Wednesday, 14 November 2007

11:00 am

Photo of Bertie AhernBertie Ahern (Dublin Central, Fianna Fail)

To return to the issue of Minister Margaret Ritchie and the suggestion that there was some pressure from her, I cannot account for every conversation that took place with officials, but it did create some heated debates within the Assembly. Minister Robinson responded to the effect that the decision was in breach of the ministerial code and that Minister Ritchie did not have the legal authority to carry it out. Deputy Quinn is aware the Executive met on Thursday, 18 October and there were disputes and misunderstandings about what had been agreed at the earlier Executive meeting. Minister Ritchie was supported by UUP Ministers and opposed by the others.

It has been reported Minister Ritchie came under pressure to change her stance from the Minister for Foreign Affairs. Whatever discussions he had with her and others, in the heat of it the Minister, Deputy Dermot Ahern, defended and praised her. When I spoke to her I commended her for her actions. We have always taken a view on loyalists. Certainly for the past ten years we have helped them. We have even given funds to some of the organisations to help them to rehabilitate themselves and to move forward. The stance the Minister took was in line with the stance I have taken on these issues for a decade or more.
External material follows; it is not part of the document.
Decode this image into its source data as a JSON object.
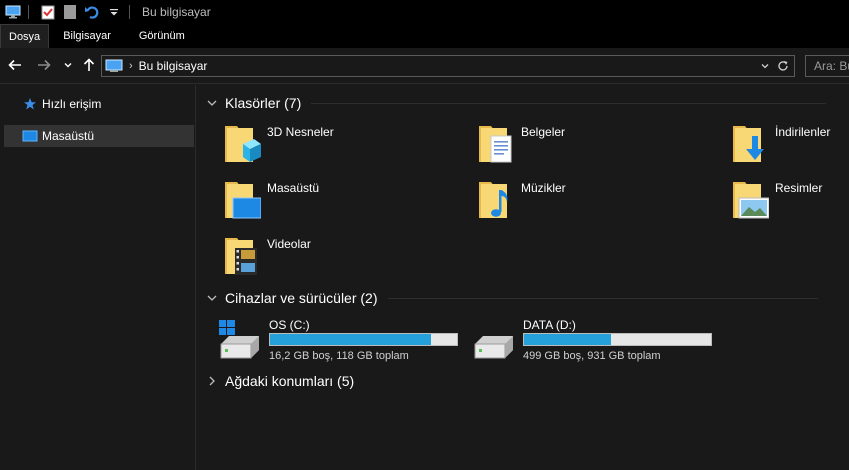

That has been our position. It did create a fair bit of rumblings and difficulties within the Executive and obviously that is a matter for it.

I do not have much to add to what I previously said about Paul Quinn. We have received a number of reports from the Garda and secondhand from the PSNI, and both of them match at this stage, that this action was due to criminality. I accept issues arise about where these people came from in the past, what they did previously and the fact that the format of the killing had a resemblance to what happened in the past. That has been in every newspaper in Northern Ireland in recent weeks. Our intelligence and information is that this was not the work of the provisional republican movement and that it was not sanctioned or condoned by it or by the Sinn Féin leadership.

The Garda is making an intense effort on this matter in terms of questioning and it is going beyond what it would normally do in how it is operating on this particular event. That is known by the community in Northern Ireland as well as in southern Ireland along the Border. It is important because if these things are not resolved they continue to grow legs. I appreciate that point and that people can believe it is something else. It is in the interests of everybody that these people are brought to justice. Names have been mentioned about groups and what business and aspects of criminality they are into, but quite frankly I can only work on the basis of the information I have, all of which is in the public domain. The Garda is aware of that information and what others have said in other legislatures and it is doing its best to bring this case to a successful prosecution.